Production of bioactive peptides using enzymatic hydrolysis and identification antioxidative peptides from patin (Pangasius sutchi) sarcoplasmic protein hydolysate

• Patin sarcoplasmic proteins were hydrolysed using papain and Alcalase.
• The antioxidant activity of protein hydrolysates was examined.
• Four steps of purification were executed to obtain the active peptide.
• The antioxidant peptides were identified as DPQHPVMPR, LVVDIPAALQHA and GVDNPGHP.

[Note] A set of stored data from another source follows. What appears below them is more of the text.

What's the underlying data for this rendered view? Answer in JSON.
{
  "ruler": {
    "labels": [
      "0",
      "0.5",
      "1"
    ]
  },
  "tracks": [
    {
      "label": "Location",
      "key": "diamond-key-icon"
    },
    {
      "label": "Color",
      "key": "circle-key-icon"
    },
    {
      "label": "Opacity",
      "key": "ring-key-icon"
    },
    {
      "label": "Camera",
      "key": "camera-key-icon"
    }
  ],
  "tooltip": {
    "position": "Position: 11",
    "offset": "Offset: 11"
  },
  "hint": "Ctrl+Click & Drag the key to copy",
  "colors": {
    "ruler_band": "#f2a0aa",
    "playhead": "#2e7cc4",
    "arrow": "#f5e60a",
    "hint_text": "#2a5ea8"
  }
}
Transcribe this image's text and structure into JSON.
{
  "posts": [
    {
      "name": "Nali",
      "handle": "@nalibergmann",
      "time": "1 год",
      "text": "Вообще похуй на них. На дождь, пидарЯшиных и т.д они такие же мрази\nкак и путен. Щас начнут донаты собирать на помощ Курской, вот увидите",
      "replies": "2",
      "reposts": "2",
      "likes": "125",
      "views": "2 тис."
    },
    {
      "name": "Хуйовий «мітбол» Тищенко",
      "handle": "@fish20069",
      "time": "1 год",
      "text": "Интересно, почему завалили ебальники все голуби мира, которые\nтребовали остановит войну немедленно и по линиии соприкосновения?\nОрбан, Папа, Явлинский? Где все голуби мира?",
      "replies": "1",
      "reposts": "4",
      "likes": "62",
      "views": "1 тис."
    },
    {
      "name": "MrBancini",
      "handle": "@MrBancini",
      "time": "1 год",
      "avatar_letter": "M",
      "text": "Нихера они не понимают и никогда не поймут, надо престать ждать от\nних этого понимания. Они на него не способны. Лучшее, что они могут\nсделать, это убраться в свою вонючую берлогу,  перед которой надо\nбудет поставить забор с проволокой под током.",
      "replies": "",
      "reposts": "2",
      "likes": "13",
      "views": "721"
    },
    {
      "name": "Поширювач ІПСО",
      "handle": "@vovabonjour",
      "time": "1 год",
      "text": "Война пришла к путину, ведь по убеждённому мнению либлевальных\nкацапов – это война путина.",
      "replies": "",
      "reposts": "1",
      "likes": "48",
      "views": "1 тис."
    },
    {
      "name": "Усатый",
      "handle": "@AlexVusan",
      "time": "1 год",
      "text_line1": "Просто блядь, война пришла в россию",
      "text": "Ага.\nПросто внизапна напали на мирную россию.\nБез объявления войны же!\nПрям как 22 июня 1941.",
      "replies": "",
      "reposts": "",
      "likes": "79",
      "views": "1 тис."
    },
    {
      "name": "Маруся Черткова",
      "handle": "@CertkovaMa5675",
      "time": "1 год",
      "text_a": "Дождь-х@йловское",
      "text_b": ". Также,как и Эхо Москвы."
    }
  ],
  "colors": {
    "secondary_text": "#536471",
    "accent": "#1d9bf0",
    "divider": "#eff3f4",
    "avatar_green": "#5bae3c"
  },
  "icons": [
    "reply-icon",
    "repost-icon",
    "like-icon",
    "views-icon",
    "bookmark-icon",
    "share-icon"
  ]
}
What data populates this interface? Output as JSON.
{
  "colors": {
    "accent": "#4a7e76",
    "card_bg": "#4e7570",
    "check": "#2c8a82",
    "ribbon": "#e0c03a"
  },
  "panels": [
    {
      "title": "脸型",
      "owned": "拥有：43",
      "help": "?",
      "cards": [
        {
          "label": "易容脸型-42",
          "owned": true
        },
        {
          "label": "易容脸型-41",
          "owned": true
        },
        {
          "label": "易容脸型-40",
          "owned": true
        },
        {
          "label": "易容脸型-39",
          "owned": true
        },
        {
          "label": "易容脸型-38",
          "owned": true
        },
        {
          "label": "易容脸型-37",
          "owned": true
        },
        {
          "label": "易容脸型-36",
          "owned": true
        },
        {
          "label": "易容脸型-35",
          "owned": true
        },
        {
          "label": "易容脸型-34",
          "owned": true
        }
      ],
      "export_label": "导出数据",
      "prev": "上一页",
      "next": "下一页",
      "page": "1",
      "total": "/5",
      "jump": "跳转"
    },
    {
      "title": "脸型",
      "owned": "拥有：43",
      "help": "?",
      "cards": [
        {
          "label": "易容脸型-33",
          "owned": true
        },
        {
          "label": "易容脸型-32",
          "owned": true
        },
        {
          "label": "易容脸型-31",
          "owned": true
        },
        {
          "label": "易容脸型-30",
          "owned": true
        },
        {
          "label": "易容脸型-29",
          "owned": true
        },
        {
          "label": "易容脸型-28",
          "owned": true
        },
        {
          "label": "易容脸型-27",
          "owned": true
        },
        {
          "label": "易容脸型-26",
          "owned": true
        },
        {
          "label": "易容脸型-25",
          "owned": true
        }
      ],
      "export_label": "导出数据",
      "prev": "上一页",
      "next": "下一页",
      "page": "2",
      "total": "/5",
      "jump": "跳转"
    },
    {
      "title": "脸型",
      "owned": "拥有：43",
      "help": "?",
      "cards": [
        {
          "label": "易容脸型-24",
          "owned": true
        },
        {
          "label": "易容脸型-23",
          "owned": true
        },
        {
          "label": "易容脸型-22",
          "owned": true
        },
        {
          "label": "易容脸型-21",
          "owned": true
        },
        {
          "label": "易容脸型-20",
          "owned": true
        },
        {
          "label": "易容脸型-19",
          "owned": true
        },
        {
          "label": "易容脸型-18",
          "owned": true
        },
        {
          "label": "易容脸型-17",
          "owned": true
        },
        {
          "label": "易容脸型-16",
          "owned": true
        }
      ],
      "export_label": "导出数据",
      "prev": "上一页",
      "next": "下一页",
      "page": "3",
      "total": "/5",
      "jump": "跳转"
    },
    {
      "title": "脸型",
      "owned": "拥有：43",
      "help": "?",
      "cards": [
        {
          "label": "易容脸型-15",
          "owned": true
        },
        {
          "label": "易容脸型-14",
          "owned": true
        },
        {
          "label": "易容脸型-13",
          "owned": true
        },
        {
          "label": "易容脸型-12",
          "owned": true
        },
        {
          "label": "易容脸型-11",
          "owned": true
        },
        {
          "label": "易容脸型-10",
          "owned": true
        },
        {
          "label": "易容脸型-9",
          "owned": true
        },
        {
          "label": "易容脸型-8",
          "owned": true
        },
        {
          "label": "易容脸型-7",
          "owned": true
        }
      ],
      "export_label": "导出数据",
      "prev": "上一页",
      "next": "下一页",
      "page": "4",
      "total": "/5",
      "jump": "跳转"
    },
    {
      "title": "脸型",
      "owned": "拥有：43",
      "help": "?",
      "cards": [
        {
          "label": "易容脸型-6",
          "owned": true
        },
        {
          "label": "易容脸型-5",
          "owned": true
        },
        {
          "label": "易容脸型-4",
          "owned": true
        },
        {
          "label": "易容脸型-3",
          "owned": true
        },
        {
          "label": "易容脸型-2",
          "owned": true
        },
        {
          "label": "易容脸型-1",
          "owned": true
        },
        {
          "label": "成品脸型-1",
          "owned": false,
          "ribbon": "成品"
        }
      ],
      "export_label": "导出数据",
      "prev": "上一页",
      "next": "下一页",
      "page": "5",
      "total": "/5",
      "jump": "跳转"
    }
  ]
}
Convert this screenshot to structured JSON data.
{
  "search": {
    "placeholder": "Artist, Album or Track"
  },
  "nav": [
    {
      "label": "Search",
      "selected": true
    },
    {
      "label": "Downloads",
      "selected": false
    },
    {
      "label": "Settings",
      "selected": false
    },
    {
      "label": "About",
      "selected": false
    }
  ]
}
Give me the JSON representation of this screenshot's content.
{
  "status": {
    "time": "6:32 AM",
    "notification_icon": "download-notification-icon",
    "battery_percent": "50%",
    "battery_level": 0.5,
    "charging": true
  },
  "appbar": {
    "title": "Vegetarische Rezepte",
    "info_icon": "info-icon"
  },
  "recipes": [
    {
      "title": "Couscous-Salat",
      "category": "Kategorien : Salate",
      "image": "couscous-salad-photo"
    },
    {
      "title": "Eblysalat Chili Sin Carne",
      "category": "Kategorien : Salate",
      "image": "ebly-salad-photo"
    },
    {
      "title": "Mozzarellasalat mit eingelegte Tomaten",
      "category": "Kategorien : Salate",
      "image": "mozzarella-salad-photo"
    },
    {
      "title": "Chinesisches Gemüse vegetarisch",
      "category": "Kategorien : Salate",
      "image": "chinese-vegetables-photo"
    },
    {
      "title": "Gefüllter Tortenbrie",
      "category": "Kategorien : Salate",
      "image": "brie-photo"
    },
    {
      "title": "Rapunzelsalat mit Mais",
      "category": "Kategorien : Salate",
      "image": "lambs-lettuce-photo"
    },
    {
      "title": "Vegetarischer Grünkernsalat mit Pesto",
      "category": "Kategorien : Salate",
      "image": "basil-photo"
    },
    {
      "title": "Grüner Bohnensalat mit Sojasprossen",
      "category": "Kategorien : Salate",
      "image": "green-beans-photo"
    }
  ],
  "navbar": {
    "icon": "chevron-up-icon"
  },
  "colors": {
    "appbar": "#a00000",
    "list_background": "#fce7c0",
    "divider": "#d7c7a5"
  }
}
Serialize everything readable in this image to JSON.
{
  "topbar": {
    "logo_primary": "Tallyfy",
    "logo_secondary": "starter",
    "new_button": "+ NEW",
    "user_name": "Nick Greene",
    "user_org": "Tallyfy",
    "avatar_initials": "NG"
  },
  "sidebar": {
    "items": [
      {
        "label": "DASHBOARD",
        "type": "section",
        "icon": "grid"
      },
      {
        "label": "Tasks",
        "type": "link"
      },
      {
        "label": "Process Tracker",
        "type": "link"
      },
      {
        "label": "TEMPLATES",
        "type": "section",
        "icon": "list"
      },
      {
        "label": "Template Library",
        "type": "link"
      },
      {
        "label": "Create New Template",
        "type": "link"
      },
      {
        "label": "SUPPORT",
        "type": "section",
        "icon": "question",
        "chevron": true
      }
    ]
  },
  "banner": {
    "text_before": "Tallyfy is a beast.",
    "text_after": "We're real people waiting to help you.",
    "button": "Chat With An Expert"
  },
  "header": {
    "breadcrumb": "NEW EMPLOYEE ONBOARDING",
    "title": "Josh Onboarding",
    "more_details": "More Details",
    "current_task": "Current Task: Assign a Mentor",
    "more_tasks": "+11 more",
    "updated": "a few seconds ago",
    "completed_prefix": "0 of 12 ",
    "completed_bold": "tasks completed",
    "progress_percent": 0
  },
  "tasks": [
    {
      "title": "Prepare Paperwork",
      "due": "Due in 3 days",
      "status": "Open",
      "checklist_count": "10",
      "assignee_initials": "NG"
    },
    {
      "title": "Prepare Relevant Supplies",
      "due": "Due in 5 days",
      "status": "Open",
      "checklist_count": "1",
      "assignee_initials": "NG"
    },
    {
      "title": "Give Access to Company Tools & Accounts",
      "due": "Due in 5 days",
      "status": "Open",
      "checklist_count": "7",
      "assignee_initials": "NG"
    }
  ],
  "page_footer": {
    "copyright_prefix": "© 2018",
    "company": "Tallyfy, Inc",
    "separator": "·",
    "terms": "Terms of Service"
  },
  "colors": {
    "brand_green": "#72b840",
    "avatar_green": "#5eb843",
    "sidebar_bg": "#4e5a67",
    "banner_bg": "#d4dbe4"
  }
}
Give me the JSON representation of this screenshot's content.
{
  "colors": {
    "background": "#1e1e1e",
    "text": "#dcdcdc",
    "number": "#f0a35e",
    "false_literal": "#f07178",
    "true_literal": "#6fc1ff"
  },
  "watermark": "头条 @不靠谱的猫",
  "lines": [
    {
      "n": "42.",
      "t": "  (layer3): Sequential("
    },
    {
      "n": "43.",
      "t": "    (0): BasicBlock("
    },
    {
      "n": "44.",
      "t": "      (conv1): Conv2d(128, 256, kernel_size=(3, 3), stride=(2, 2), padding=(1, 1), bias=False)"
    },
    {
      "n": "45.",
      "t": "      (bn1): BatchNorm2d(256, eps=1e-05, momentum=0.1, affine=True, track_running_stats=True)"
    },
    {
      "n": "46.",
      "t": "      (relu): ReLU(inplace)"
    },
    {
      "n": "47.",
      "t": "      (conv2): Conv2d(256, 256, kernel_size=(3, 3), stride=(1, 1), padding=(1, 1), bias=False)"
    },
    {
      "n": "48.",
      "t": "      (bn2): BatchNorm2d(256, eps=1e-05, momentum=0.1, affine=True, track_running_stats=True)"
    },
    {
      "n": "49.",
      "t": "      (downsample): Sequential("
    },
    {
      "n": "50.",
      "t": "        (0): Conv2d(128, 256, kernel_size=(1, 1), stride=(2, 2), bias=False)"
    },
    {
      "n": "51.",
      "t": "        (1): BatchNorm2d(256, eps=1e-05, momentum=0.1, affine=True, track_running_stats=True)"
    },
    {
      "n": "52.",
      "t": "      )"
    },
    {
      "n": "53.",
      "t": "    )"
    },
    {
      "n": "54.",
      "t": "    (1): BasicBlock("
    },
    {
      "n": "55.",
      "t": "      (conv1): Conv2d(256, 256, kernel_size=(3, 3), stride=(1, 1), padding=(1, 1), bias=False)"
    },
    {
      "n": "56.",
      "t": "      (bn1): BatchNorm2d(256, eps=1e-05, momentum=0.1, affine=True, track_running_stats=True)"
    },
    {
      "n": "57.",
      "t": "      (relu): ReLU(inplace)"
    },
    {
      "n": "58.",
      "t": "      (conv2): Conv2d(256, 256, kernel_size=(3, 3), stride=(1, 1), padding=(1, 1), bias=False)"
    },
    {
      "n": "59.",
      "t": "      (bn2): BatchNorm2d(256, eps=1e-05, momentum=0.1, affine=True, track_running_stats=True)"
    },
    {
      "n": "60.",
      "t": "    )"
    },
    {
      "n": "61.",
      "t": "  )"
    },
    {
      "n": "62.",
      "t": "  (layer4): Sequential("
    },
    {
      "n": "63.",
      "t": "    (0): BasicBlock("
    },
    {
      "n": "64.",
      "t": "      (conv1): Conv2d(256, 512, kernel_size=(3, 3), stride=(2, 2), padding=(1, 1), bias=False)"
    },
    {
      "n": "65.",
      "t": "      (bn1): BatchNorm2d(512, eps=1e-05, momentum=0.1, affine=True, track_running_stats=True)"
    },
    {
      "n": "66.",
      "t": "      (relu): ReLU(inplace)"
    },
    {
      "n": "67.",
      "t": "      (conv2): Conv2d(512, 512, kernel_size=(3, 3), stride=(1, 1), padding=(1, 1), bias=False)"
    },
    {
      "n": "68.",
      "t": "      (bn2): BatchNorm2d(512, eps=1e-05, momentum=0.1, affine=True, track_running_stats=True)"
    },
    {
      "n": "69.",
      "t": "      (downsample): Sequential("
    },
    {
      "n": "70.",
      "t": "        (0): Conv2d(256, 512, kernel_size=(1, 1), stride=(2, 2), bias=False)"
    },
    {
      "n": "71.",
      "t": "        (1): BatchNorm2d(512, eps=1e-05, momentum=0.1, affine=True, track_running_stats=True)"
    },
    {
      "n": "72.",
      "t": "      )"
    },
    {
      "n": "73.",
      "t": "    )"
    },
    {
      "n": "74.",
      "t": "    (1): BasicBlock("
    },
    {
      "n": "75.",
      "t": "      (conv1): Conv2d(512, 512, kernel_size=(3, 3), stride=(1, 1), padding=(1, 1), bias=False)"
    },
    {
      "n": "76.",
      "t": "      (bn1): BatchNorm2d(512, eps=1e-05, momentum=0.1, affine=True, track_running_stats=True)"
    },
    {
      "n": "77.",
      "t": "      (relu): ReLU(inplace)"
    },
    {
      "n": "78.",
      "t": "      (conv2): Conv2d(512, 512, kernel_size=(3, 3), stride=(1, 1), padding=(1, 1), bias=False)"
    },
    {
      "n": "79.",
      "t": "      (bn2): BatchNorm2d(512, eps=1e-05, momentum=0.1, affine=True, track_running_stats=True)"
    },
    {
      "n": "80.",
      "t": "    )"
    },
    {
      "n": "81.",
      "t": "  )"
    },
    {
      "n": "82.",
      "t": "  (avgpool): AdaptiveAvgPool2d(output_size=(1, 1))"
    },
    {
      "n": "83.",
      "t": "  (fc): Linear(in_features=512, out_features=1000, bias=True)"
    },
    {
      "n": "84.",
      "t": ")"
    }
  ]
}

Patin sarcoplasmic protein was hydrolysed with Alcalase and papain. The antioxidant activities of sarcoplasmic protein hydrolysates (SPHs) were assessed by evaluating 1,1-diphenyl-2-picrylhydrazyl (DPPH) and 2,2'-azino-bis (3-ethylbenzothiazoline-6-sulphonic acid) diammonium salt (ABTS) radical-scavenging activities, reducing power and metal chelating activity. The Alcalase hydrolysate was purified by ultrafiltration, ion exchange and gel filtration chromatography and RP-HPLC. The most potent fraction (SI 3) obtained from RP-HPLC showed DPPH radical-scavenging activity by 1.83 times higher than SPH. Three antioxidant peptide sequences, Asp-Pro-Gln-His-Pro-Val-Met-Pro-Arg, Leu-Val-Val-Asp-Ile-Pro-Ala-Ala-Leu-Gln-His-Ala and Gly-Val-Asp-Asn-Pro-Gly-His-Pro, were identified by HPLC connected to electrospray ionisation-time-of-flight mass spectrometer (ESI-TOF MS/MS). The presence of a hydrophobic amino acid (Val), hydrophilic amino acids (His and Pro) and an acidic amino acid (Asp) in the peptide sequences is believed to contribute to high antioxidant activity of SPH. Hence, antioxidative peptides from patin protein may be produced for development as natural antioxidant ingredients in functional foods.